Eine Sommerschule
Die Idee stammt von Selvarajan Yesudian und wurde von unserer Schule fortgesetzt, in diesem Jahr zum 35. Mal. Während einer Woche pflegen wir – noch intensiver als sonst – den Umgang mit der Yogalehre. Bei dieser Gelegenheit spiegeln sich die Ereignisse und Themen des täglichen Lebens im Üben und Studieren der Lehre wieder, mancherlei Beschwerden lösen sich auf oder werden auf den Weg zur Lösung gebracht.
Die Teilnehmer, in diesem Jahr wieder über dreißig, sind meist langjährig Übende und kommen aus Stuttgart und Umgebung, sind aber auch eigens vom Bodensee, aus Nord- und Westdeutschland, sogar aus Südfrankreich angereist. Alle nehmen lebhaft am Unterricht und dessen Gestaltung teil. Mehr als die Hälfte sind selbst Yogalehrer, ihre aktuellen Erfahrungen und Probleme sind wichtiger Gegenstand der Frage- und Antwortstunde.

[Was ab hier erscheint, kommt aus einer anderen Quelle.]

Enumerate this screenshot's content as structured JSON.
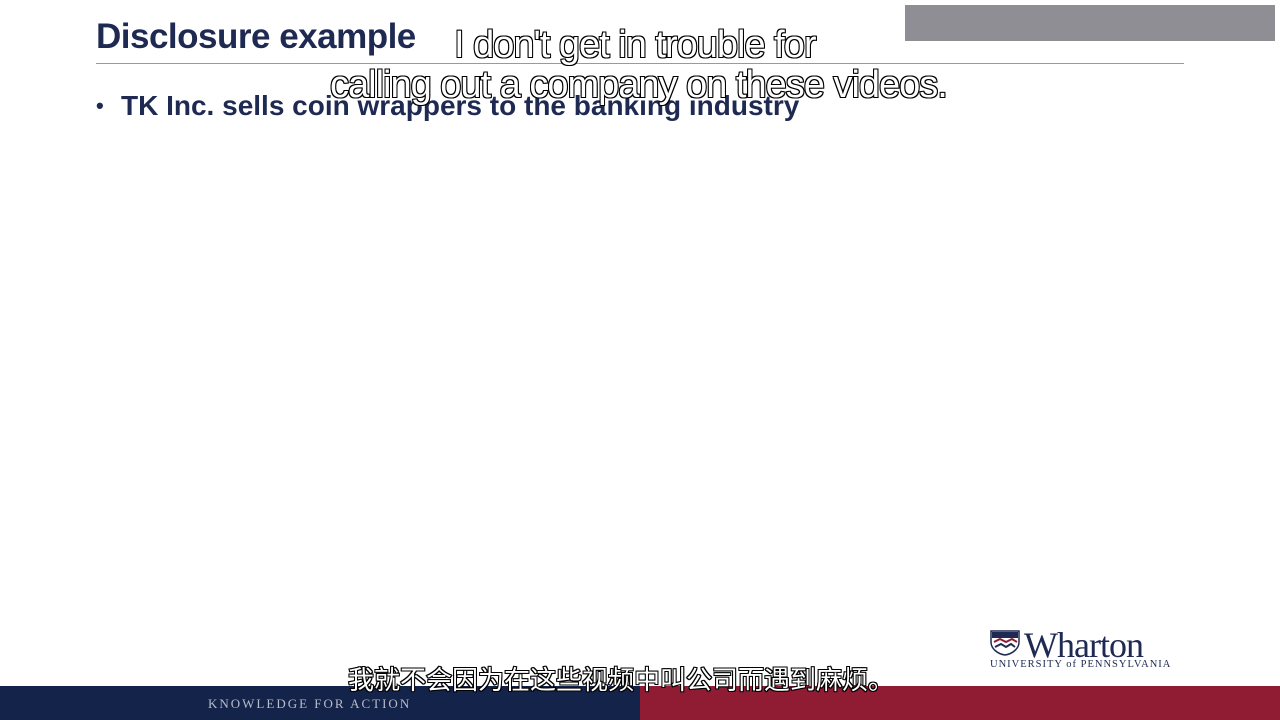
{
  "slide": {
    "title": "Disclosure example",
    "bullets": [
      {
        "marker": "•",
        "text": "TK Inc. sells coin wrappers to the banking industry"
      }
    ]
  },
  "subtitles": {
    "english_line_1": "I don't get in trouble for",
    "english_line_2": "calling out a company on these videos.",
    "chinese": "我就不会因为在这些视频中叫公司而遇到麻烦。"
  },
  "footer": {
    "tagline": "KNOWLEDGE FOR ACTION"
  },
  "logo": {
    "name": "Wharton",
    "university_line": "UNIVERSITY of PENNSYLVANIA"
  },
  "colors": {
    "navy": "#14234a",
    "crimson": "#8f1c33",
    "title_text": "#1e2a52",
    "grey_bar": "#8e8e94"
  }
}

Diese Unterrichtsstunde wird auch stark belebt durch das unterschiedliche Interesse der verschiedenen vertretenen Berufsgruppen. Lehrer, Sozialarbeiter, Ingenieure, Computerfachleute, Wissenschaftler, Juristen, Physiotherapeuten, Künstler und Hausfrauen -männer sehen im zunehmenden Maß einen Zusammenhang ihrer praktischen Arbeit mit ihrem spirituellen Hintergrund.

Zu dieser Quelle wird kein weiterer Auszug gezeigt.